Sunday, September 7, 2008

Weekend Visitors

Saturday was the big pig roast at the Boulder Yacht Club. They started cooking Friday night. A whole frozen pig, band sawed along the backbone into two parts, was flopped into a huge, outdoor smoker. There was one vat of wood to keep the fire going and another vat of wood soaking in water to keep the smoke going. Some good folks worked through the night and they cooked that pig for about 16 hours, keeping it moist with some kind of marinade. It was a wonderful dinner, a good time, and that may have been the best-cooked pig I ever tasted.

The weekend’s sailing, however, was not so wonderful. Melanie joined us as our first official guest on Nomad. Saturday morning dawned cool, clear and just about dead calm. With Melanie onboard we gave it gallant try, but alas, no wind is no wind. Even our big geniker couldn’t find much traction in the light airs, finding just enough wind for us to hold steerageway and not much else. Still, being away from shore is always fun so we spent a few hours drifting slowly and enjoyed a good visit with our daughter. She stayed for the party and spent the night on Nomad with us, becoming our first overnight guest as well.
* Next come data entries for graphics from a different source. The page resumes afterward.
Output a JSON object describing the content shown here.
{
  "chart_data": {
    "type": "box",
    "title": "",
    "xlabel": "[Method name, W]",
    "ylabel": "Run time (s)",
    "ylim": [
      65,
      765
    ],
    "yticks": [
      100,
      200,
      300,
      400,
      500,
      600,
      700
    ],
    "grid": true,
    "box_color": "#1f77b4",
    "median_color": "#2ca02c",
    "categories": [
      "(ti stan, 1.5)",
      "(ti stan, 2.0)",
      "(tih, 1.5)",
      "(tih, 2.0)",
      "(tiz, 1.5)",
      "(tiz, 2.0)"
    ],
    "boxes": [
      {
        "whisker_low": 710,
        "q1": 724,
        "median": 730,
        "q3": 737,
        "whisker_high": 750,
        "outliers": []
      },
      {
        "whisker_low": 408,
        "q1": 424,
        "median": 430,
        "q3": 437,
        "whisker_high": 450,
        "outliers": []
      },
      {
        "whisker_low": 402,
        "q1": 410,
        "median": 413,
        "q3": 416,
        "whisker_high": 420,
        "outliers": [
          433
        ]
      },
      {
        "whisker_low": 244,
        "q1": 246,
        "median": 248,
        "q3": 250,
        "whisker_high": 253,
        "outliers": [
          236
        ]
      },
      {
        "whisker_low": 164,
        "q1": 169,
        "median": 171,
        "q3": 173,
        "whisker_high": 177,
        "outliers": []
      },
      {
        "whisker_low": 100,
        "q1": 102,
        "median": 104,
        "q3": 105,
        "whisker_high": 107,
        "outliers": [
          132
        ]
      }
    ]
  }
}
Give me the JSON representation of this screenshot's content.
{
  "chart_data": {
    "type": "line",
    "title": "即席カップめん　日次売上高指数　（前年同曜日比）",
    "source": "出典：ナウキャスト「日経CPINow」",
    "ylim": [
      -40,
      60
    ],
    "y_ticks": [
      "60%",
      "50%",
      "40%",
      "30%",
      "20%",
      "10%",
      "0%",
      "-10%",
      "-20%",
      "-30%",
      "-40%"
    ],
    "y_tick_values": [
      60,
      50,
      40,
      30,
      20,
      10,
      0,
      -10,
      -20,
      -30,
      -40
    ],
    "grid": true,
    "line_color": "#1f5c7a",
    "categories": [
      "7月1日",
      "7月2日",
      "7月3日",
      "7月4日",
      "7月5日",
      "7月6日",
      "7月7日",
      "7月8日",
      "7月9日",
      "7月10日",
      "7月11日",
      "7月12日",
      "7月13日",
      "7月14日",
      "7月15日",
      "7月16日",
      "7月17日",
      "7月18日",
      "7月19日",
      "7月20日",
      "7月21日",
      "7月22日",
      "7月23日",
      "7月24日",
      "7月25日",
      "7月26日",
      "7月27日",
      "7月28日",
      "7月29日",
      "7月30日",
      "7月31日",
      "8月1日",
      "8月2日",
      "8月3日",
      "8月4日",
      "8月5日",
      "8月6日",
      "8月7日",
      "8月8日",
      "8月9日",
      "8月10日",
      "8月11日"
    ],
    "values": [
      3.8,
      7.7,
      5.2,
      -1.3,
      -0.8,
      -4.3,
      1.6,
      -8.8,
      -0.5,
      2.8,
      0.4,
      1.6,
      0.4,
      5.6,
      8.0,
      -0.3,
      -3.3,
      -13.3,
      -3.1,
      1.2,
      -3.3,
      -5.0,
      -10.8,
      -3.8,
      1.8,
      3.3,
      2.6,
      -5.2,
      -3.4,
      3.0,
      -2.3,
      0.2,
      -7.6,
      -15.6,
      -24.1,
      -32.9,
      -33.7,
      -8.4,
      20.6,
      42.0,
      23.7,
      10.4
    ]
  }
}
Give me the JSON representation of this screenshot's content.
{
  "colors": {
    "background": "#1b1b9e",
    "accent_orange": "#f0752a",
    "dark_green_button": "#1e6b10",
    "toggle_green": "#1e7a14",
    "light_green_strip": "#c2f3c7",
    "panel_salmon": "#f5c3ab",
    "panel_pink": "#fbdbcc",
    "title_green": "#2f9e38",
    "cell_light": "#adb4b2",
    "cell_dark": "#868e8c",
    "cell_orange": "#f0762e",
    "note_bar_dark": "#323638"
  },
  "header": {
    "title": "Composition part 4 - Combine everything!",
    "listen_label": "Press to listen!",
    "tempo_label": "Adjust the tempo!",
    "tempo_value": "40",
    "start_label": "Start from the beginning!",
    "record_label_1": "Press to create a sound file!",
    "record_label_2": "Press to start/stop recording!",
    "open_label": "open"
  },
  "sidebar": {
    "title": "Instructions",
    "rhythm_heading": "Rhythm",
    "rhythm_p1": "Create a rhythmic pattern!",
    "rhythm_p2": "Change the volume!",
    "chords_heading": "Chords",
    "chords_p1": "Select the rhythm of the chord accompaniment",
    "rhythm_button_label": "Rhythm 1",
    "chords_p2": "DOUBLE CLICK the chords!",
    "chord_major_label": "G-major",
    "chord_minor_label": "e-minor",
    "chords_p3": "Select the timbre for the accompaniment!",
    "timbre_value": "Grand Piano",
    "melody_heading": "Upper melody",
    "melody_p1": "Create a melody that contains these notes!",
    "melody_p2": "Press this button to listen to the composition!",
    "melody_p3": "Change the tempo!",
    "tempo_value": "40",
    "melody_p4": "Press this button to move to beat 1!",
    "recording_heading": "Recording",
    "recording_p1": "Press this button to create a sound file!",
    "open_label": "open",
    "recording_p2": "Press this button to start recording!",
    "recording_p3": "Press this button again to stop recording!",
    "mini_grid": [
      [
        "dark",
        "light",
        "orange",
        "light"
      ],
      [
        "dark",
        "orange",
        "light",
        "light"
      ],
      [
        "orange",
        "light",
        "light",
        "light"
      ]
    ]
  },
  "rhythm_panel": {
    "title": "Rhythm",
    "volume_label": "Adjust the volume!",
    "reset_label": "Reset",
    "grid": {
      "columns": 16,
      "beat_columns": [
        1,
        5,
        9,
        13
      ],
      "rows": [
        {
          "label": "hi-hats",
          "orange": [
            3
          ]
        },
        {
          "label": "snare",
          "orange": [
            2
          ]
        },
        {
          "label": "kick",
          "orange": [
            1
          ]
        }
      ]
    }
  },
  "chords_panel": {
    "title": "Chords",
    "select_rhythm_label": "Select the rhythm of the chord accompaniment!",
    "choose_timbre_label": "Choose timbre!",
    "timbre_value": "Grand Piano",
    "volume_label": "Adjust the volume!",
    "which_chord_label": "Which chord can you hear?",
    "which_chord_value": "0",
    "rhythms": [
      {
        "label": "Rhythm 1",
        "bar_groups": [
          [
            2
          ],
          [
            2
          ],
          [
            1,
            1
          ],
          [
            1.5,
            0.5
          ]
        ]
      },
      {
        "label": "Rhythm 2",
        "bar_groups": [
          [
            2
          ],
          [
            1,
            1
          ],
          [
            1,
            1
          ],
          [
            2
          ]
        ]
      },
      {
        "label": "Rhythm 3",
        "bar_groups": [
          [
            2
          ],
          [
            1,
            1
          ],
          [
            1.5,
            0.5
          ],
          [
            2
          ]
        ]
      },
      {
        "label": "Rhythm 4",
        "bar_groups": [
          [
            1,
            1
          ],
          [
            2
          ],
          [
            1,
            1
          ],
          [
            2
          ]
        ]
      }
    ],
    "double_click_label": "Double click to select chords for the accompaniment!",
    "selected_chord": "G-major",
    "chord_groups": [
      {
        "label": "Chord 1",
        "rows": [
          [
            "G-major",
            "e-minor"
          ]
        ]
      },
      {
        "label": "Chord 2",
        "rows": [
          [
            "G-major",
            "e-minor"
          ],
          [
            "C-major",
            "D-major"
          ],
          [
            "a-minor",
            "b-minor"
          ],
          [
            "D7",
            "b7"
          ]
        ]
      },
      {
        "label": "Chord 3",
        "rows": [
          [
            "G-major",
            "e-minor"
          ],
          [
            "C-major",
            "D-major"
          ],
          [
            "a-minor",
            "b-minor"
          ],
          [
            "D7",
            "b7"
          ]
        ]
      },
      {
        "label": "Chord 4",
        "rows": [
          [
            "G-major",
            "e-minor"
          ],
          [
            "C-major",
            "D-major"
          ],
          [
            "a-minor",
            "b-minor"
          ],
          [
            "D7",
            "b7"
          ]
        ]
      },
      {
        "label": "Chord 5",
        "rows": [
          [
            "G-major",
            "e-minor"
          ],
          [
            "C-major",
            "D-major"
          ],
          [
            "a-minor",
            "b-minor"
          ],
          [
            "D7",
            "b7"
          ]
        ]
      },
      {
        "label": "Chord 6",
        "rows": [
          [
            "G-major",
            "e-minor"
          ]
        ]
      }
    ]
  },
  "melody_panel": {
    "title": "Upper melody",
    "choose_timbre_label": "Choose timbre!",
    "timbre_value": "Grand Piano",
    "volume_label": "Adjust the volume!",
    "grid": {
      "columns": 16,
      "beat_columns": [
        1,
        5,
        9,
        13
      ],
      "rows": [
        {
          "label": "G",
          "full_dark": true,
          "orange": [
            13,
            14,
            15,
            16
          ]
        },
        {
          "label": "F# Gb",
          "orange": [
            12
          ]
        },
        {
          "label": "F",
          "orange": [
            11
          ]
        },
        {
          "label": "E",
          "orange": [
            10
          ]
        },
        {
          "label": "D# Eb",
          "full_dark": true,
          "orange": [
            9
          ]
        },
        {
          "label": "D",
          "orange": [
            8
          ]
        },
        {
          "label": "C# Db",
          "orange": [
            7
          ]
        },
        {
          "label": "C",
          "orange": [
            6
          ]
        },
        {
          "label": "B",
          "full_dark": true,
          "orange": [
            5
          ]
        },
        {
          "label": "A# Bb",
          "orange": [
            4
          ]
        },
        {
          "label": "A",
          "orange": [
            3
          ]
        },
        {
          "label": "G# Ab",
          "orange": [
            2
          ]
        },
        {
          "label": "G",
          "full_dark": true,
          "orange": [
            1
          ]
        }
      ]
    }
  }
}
The “20% chance of rain” forecast for last night woke me around 2 am, the cold drops falling through the open port and landing on my bald head. We closed up the boat as much as we needed to stay dry and finished out the night trapped between the sound of water pooling and then pouring off our canvas cover onto the upper deck and carp munching on our hull. The change in weather did gave us hope that the winds today would be better. Kim and Steve are Catherine and Mary’s other “Dampas” and were at the marina bright and early this morning to join us on Nomad. They have never been on a cabin sailboat before and Deb and I were really looking forward to sharing the day with them. Melanie stayed as well,though her original plan had been to head for home this morning. She was hoping to get a little better sail today than yesterday provided.

Which is exactly what she got, a little better sail, very little better. Hoping to show all of our guests how much fun sailing could be we flew the geniker again but no wind is still no wind. About two hours out the breeze filled in just a little and we actually started to leave a small wake behind us, making maybe 2 or 2 ½ knots. We managed to get across the lake and back. Approaching the home marina we found a steady parade of boats making their way out onto the lake. Kim and Steve had a little more time so we tacked back out into the lake and for a while sailed center boat in a line of three abreast, which was pretty cool. With our big sail up we were even the fastest boat, (That won’t happen very often!) though none of us was actually going very fast. After a while we headed in, firing up the engine to make it back to the marina. By then all of boats that had filed out into the lake were sitting around motionless, looking for all the world like a pack of giant seagulls all sitting around in the glassy water. In the end though, it was a calm weekend on the lake, which makes for poor sailing.

We did have great visiting though, and discovered once again that a poor day of sailing is still better than a good day in an office, or cutting a yard, or doing about anything else; with the possible exceptions of visiting kids and grandkids. A day on a sailboat, talking kids and grandkids, is a good day indeed!